I quite like this slogan. Hate is certainly voluntary. And although, as it happens, I’m straight so can’t speak from personal experience, I have no difficulty accepting that being gay is likely to stem from a genetic predisposition. When you consider what most LBGT young people suffer on their way to adulthood, it’s hard to imagine they wouldn’t choose to fit in if they could. I think most of my gay friends and family would say they are gay because they just are, that it isn’t a matter of choice.
But that’s not the way everyone would see it. One very dear friend of mine identifies herself as pan-sexual. She tells me that it is the person she falls in love with, not their gender, and that she is equally as likely to find herself falling in love with a woman as a man. She tells me she is sexually attracted to both. This makes sense to me when she explains it but there are those – even in the gay community – who think my friend is just kidding herself, thatthere’s no such thing as a genuine bi-sexual orientation. That a person is either heterosexual, homosexual, asexual or celibate. They would say that my friend is just in denial and that really, she’s a lesbian. Now they could be right for all I know, but I’d ask: why on earth should my friend feel obliged accept a label of someone else’s choosing? Is her sexual identity really anyone’s business but her own?
That’s what I find a little bit worrying. Any suggestion that there is a ‘real’ kind of gay is disturbing. I mean, do we really accept LGBTIQ people only because they are genetically bound to be same-sex attracted? If a person who considered themselves to be of heterosexual orientation did choose to have one, or multiple or even a lifetime of same-sex relationships, and even use the term gay to describe themselves, would that not be OK? I mean, whose business is it why anyone else is in any sort of relationship, same-sex or hetero, so long as the relationship is between consenting adults? Surely people can decide these private matters for themselves without others judging the validity of their motive.
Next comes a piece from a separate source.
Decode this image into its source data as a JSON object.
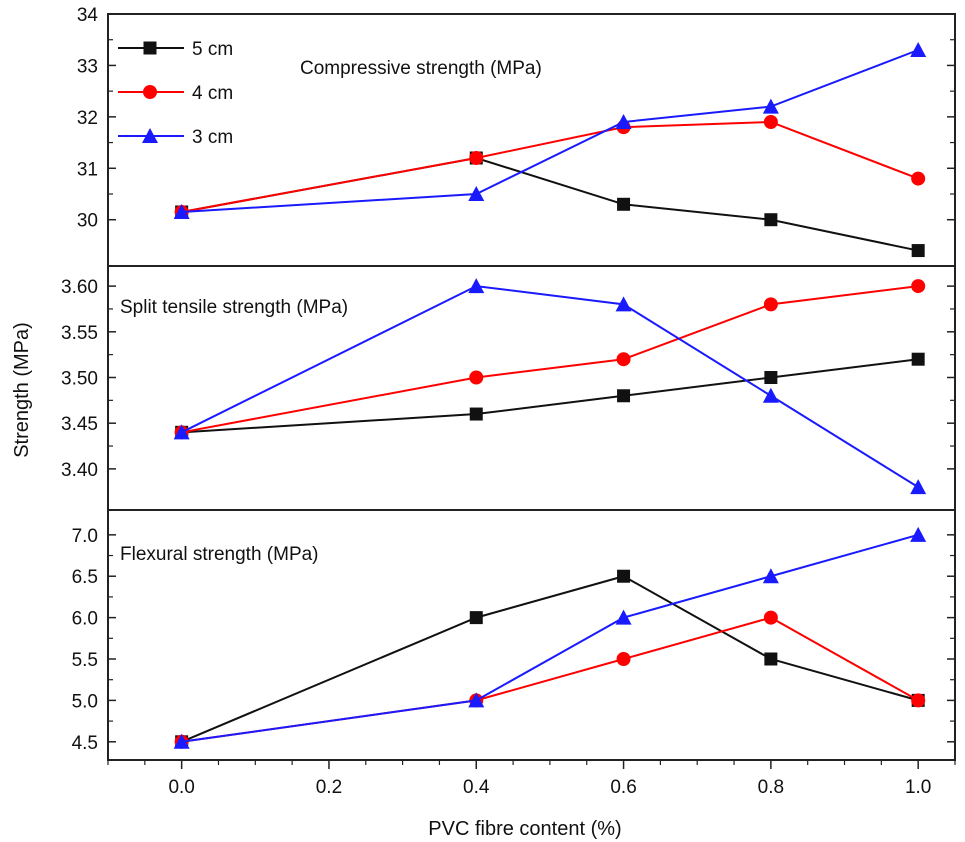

It’s my view that we need to be accepting of diversity, of the idea that consenting adults can suit themselves about how to live and love. We love our LGBTIQ friends and family because of who they are, not because they fit neatly into some box so that we can easily understand them. If we base acceptance on some genetically predetermined orientation – even if genetics are the cause of same-sex orientation for most gay and lesbian people – aren’t we in danger of denying acceptance to people whose sexuality isn’t quite so clearly defined as it is for others? And perhaps then we force people – who are still figuring out where they will land, or may just enjoy a variety of relationships over their lifetime – to pick sides…or else.
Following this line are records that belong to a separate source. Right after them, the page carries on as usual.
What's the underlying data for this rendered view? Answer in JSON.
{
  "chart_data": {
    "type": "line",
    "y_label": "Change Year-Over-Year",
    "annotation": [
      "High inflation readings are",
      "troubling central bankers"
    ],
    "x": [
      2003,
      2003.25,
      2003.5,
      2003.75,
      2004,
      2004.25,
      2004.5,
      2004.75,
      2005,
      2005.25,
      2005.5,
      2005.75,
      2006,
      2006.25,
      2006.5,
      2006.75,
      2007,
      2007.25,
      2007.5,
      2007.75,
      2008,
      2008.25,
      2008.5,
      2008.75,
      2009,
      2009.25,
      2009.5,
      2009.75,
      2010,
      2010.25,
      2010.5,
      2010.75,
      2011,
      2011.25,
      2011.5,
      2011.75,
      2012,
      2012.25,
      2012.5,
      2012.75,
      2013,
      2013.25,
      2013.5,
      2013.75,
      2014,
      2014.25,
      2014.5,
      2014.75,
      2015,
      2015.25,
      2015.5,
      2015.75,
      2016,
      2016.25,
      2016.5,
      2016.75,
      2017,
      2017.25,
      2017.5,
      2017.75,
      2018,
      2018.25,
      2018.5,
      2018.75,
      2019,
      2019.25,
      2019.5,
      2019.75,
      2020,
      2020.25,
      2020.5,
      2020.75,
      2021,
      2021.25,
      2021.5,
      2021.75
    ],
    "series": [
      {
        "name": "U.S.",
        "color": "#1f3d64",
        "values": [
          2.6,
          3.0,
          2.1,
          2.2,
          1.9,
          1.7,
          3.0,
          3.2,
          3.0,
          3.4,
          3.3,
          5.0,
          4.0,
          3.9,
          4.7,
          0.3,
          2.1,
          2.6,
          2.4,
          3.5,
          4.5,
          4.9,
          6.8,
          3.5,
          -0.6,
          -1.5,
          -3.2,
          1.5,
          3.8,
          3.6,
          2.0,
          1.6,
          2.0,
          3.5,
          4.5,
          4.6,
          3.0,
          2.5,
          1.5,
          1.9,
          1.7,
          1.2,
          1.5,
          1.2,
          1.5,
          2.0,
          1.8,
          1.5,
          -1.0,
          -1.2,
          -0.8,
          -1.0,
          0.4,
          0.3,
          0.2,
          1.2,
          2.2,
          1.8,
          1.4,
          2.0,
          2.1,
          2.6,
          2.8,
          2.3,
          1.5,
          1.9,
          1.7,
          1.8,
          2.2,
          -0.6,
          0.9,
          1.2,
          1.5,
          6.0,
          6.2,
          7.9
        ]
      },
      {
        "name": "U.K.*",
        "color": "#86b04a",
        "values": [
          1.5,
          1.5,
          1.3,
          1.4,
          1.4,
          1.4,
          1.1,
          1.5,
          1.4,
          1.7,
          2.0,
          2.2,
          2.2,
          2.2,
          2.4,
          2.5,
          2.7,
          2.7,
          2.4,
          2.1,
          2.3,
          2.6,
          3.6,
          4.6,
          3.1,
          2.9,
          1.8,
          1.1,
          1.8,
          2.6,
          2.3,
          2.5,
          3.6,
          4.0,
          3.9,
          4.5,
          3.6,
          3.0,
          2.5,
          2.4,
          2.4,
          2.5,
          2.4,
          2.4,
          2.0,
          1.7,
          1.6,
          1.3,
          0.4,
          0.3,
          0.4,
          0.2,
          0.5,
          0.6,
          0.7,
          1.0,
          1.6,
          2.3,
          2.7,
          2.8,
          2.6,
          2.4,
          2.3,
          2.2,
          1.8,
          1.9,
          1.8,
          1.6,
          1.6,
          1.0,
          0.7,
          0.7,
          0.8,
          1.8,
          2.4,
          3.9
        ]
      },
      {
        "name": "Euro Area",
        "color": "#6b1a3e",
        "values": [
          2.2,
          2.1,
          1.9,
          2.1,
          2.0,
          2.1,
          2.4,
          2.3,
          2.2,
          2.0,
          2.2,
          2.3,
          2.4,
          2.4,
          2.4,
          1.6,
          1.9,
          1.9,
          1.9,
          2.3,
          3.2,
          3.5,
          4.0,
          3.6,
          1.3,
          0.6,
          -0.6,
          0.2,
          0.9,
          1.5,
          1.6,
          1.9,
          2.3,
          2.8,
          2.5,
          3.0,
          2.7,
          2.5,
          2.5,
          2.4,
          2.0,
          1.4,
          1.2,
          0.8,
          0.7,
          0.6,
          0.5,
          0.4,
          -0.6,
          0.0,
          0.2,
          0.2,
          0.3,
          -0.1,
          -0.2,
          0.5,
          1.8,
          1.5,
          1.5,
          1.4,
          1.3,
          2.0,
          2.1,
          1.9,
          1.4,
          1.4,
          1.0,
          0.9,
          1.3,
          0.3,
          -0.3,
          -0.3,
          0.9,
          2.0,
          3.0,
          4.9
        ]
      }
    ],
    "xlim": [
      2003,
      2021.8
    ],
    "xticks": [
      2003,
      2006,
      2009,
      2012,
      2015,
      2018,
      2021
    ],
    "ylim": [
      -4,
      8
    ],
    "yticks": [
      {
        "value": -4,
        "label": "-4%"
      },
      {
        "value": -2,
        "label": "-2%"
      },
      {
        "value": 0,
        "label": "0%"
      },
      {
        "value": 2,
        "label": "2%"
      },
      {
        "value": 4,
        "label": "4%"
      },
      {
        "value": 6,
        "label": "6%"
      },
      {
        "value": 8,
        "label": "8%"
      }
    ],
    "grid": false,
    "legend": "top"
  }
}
I tend to think we’ll see the world taking a more flexible attitude to sexual identity as time goes by. I suspect we’ll find more and more people choosing short- and long-term relationships based on the capacity of those relationships to provide mutual enrichment, without regard to whether they happen to fit rigid gender guidelines. I think we’ll find we have to expand our definitions even beyond gay, lesbian, bi-, transgender, intersex and queer. Maybe the time to include ‘pan-sexual’ on that list is already here.
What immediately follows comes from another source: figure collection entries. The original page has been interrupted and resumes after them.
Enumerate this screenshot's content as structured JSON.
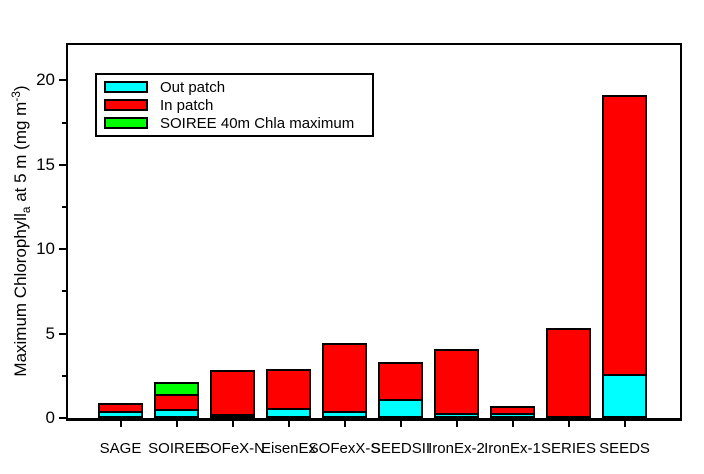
{
  "figure": {
    "background": "#FFFFFF",
    "frame_color": "#000000",
    "title": ""
  },
  "y_axis": {
    "title_parts": {
      "main1": "Maximum Chlorophyll",
      "sub": "a",
      "main2": " at 5 m (mg m",
      "sup": "-3",
      "main3": ")"
    },
    "major_ticks": [
      0,
      5,
      10,
      15,
      20
    ],
    "minor_ticks": [
      2.5,
      7.5,
      12.5,
      17.5
    ]
  },
  "legend": {
    "items": [
      {
        "label": "Out patch",
        "color": "#00FFFF"
      },
      {
        "label": "In patch",
        "color": "#FF0000"
      },
      {
        "label": "SOIREE 40m Chla maximum",
        "color": "#00FF00"
      }
    ]
  },
  "chart_data": {
    "type": "bar",
    "stacked": true,
    "title": "",
    "xlabel": "",
    "ylabel": "Maximum Chlorophyll_a at 5 m (mg m^-3)",
    "ylim": [
      0,
      22.1
    ],
    "grid": false,
    "legend_position": "upper-left-inside",
    "categories": [
      "SAGE",
      "SOIREE",
      "SOFeX-N",
      "EisenEx",
      "SOFexX-S",
      "SEEDSII",
      "IronEx-2",
      "IronEx-1",
      "SERIES",
      "SEEDS"
    ],
    "series": [
      {
        "name": "Out patch",
        "color": "#00FFFF",
        "tops": [
          0.3,
          0.4,
          0.1,
          0.5,
          0.3,
          1.0,
          0.2,
          0.2,
          0,
          2.5
        ]
      },
      {
        "name": "In patch",
        "color": "#FF0000",
        "tops": [
          0.75,
          1.3,
          2.7,
          2.8,
          4.3,
          3.2,
          4.0,
          0.6,
          5.2,
          19.0
        ]
      },
      {
        "name": "SOIREE 40m Chla maximum",
        "color": "#00FF00",
        "tops": [
          null,
          2.0,
          null,
          null,
          null,
          null,
          null,
          null,
          null,
          null
        ]
      }
    ]
  }
}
While I think the fact that being gay isn’t generally voluntary is an important point to make on the way to changing public attitudes, I would not like to see that in an effort to gain the community acceptance they deserve as human beings, LGBT people establish a sort of gay elitist class that excludes those who don’t neatly fit into one box or the other. We should stand against hatred, not because the haters are hating on something that can’t be helped, but because hating people – any sort of people, for any reason – is just plain wrong.
Just some thoughts anyway. I’d be interested to hear from LGBT people on the subject.